Un exemple de modélisation pour évaluer la biodiversité. Université de Sherbrooke, CC BY

Contrairement à ce que l’on croit souvent, la recherche en écologie ne consiste pas seulement à observer la nature. Et certains chercheurs étudient des espèces et des écosystèmes virtuels qu’ils ont eux-mêmes créés. C’est ce qu’on appelle « faire de la modélisation ».

La modélisation en écologie consiste à reproduire des processus observés à l’aide d’équations mathématiques afin de comprendre le fonctionnement des systèmes étudiés. Ces équations représentent soit des flux, soit des variations d’abondance ou de biomasse d’espèces. Par exemple, la croissance d’une population de bactéries au cours du temps peut être représentée par une fonction exponentielle.

Les écologues peuvent également faire des prédictions sur l’état futur des écosystèmes.

Le processus de modélisation suit alors trois phases principales : l’observation, la compréhension et la prédiction. Cependant, il est parfois possible de comprendre sans pouvoir prédire, ou de prédire sans comprendre. Les avancées technologiques ont permis de développer des modèles complexes nécessitant des ordinateurs de plus en plus puissants qui permettent de lancer des simulations (prenant parfois plusieurs jours !).

Prévoir les effets des changements climatiques

La modélisation sert, entre autres, à comprendre les causes des changements climatiques et à prédire leur évolution. La distribution des espèces étant hautement dépendante du climat, si nous connaissons le climat futur et la distribution actuelle des espèces, nous devrions être capables de prédire une possible distribution future de celles-ci. C’est ainsi que nous pouvons imaginer la montée des espèces vers le nord.

Ces résultats sont très importants afin de préparer les gestionnaires aux changements climatiques. Ainsi, il est parfois suggéré aux forestiers de planter des essences d’arbres adaptées au climat futur. Il pourrait aussi être question de relocaliser certains vignobles, à l’image de la production de champagne désormais possible au Royaume-Uni.

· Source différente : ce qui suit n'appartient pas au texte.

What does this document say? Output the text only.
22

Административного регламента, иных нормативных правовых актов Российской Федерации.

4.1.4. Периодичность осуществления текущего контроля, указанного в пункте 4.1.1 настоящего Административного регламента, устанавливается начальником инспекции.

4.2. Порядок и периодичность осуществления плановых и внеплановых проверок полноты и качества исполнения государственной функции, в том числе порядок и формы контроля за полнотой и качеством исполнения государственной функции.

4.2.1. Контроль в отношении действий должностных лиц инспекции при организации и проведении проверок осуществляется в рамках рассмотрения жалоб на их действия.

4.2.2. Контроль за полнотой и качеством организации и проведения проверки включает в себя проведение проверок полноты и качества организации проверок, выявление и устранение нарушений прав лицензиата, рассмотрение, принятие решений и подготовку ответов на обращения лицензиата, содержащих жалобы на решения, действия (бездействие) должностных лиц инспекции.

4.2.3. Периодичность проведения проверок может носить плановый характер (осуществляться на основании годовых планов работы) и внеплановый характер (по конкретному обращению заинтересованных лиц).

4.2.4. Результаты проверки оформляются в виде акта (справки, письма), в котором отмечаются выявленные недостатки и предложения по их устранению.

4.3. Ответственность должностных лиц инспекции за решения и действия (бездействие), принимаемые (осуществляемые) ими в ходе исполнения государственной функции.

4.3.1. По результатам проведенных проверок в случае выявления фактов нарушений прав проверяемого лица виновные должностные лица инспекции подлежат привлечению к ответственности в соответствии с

Cependant, la présence d’une espèce dans un milieu ne dépend pas uniquement de l’environnement, mais aussi de ses interactions avec d’autres espèces. Par exemple, deux espèces végétales peuvent être en compétition pour l’accès à la lumière ou l’acquisition de nutriments. Dans ce cas, l’espèce la moins compétitrice risque de se faire supplanter. Ces espèces peuvent aussi être limitées dans leur expansion par une grande pression d’herbivorie ou une absence de pollinisateurs. Ajoutées aux modèles, ces variables les rendent plus complexes.

Observer la dynamique des espèces

Dans la même optique, il est possible de modéliser les effets des perturbations sur des communautés entières comportant des végétaux, des herbivores et des carnivores. Une perturbation peut être progressive (comme un changement climatique) ou brutale (comme un feu ou une coupe forestière) et donc d’origine naturelle ou humaine (anthropique). Les perturbations favorisent certaines espèces (parfois des espèces exotiques et/ou pathogènes) et peuvent en éliminer d’autres.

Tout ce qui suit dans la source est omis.